The aim of this study was to assess the influence of mammographic density estimated by a quantitative scale on the inter-observer variability of the pathologic evaluations of core-biopsies of the breast.

Methods

The design and first results of the study were described in detail previously [12, 13]. The Diagnosis Optimisation Study (DIOS) was approved by the institutional review board of the Medical Faculty of the Martin-Luther-University of Halle-Wittenberg.

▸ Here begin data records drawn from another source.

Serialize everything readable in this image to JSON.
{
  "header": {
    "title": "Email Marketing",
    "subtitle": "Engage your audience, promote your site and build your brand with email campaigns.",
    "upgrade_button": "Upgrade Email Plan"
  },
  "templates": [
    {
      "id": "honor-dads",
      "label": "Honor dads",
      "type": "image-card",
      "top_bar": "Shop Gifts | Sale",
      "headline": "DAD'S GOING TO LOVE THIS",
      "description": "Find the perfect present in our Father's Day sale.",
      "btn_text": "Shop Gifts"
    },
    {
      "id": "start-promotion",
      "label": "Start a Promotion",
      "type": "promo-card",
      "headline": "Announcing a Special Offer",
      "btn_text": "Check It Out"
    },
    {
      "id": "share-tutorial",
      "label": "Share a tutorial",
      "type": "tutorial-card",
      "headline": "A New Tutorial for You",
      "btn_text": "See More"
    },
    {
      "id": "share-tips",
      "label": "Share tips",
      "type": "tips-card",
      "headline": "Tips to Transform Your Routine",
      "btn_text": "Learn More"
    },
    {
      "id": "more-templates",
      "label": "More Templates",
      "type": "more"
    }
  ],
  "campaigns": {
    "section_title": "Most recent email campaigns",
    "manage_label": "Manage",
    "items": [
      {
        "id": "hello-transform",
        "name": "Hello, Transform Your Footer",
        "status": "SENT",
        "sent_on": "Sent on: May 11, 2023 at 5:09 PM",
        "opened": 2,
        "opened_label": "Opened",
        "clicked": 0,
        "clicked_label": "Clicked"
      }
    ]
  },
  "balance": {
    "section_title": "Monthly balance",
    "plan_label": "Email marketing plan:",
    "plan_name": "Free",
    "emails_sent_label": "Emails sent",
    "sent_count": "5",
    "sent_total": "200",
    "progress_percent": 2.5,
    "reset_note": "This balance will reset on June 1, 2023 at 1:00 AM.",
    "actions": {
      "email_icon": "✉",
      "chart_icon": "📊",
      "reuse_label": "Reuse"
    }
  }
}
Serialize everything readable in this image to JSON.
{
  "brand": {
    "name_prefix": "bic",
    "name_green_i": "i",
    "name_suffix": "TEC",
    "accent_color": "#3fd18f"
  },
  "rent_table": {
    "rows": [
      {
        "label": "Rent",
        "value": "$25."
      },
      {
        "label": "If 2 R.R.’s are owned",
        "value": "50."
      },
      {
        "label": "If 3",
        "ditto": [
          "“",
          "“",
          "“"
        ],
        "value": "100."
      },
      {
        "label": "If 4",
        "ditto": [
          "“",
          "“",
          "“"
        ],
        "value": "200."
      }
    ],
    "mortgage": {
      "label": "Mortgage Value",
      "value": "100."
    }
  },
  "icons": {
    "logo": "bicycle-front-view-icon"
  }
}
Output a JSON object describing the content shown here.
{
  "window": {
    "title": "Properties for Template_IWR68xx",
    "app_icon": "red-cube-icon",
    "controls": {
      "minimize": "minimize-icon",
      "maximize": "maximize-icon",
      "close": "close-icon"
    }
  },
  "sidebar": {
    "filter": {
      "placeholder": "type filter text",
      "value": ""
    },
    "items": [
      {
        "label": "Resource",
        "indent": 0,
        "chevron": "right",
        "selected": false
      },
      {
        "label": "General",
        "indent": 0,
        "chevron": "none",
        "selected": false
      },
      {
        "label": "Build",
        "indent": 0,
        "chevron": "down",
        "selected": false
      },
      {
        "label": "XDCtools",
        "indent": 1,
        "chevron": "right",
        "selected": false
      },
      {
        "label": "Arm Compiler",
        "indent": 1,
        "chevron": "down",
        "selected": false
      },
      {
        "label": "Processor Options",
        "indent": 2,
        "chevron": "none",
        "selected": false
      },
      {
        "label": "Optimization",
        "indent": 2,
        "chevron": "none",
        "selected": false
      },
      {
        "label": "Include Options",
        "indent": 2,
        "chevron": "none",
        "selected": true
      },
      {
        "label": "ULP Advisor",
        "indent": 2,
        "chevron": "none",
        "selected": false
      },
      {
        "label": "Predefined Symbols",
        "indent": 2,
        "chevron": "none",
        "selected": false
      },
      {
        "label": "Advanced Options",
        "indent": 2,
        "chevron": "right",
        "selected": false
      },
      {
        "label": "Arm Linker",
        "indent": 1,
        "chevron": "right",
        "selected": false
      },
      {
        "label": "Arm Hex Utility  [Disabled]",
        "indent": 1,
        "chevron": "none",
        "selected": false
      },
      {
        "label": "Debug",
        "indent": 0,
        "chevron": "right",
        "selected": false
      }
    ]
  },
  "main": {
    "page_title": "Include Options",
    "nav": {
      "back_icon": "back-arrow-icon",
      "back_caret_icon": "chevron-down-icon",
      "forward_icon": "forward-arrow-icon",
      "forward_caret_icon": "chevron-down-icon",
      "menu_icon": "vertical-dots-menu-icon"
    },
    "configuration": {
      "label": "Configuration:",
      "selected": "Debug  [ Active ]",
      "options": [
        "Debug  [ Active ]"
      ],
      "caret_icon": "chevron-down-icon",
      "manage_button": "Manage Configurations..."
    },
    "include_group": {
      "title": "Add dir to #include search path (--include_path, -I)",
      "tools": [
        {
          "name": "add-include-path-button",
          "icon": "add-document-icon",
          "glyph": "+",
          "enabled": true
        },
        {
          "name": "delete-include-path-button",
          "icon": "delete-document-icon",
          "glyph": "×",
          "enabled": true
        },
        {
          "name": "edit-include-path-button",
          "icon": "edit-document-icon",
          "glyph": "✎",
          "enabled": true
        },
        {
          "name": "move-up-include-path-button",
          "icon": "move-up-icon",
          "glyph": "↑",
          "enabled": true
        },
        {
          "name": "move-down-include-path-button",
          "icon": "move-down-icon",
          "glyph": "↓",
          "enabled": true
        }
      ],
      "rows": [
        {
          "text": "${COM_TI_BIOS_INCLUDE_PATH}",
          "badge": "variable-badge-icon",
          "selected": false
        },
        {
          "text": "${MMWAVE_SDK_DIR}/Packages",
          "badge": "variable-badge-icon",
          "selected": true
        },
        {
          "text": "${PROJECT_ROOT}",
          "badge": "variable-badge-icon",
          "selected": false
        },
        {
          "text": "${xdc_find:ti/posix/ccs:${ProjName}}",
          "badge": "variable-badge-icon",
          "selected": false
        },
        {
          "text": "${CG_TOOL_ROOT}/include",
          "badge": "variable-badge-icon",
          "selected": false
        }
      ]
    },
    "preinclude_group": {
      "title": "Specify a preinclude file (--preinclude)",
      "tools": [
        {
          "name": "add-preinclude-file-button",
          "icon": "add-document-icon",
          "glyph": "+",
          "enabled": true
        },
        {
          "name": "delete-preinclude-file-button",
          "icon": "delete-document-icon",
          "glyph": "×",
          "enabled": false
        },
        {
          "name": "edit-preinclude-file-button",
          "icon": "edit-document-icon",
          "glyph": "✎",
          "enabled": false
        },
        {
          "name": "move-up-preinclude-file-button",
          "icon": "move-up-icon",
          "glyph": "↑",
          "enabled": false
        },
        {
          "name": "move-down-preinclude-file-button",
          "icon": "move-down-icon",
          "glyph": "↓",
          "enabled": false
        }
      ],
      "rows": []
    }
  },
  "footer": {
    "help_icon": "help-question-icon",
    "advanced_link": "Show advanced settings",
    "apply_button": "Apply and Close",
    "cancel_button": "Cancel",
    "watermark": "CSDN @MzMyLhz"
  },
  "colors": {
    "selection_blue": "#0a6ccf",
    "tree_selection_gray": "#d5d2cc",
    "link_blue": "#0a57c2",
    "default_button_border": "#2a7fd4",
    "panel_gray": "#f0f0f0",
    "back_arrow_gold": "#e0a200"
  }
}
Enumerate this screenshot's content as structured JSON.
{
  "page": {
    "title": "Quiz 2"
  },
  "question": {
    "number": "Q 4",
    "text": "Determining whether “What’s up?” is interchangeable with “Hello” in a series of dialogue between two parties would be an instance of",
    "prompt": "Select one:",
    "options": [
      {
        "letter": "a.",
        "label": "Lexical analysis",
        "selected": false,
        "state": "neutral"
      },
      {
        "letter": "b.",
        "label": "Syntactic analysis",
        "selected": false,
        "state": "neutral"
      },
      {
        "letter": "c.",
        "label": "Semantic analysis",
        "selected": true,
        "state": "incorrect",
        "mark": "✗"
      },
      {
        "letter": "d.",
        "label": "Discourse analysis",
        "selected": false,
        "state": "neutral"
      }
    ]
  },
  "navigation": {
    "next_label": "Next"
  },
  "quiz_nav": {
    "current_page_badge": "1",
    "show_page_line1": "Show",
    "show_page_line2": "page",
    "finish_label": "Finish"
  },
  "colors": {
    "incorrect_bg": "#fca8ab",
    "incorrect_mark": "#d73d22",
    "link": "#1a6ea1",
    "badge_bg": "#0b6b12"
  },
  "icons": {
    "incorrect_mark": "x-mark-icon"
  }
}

In brief, we recruited women who underwent core biopsies of the breast at the Department of Radiology between April 2006 and August 2008. All women provided an informed consent for participation in the study. As women of the organized mammography screening program who were biopsied by ultrasound guidance were not referred to the university they were not eligible for this study. Overall, 30 women were not eligible for several reasons: core biopsy technically impossible (N=22), microcalcification of the skin (N=3), lack of sufficient command of the German language (N=3), and other reasons (N=2). A total of 98 women refused to participate. An additional 29 women only partially agreed to participate. Partial agreement included histopathological assessment by the pathologists but excluded the questionnaire-based assessment of breast cancer risk factors, including weight and height of the women. Women below the age of 18 were excluded from the study. For 66 women, mammographic density assessment was technical impossible and, therefore, these women were excluded from the analysis, giving a final study population which included 695 women.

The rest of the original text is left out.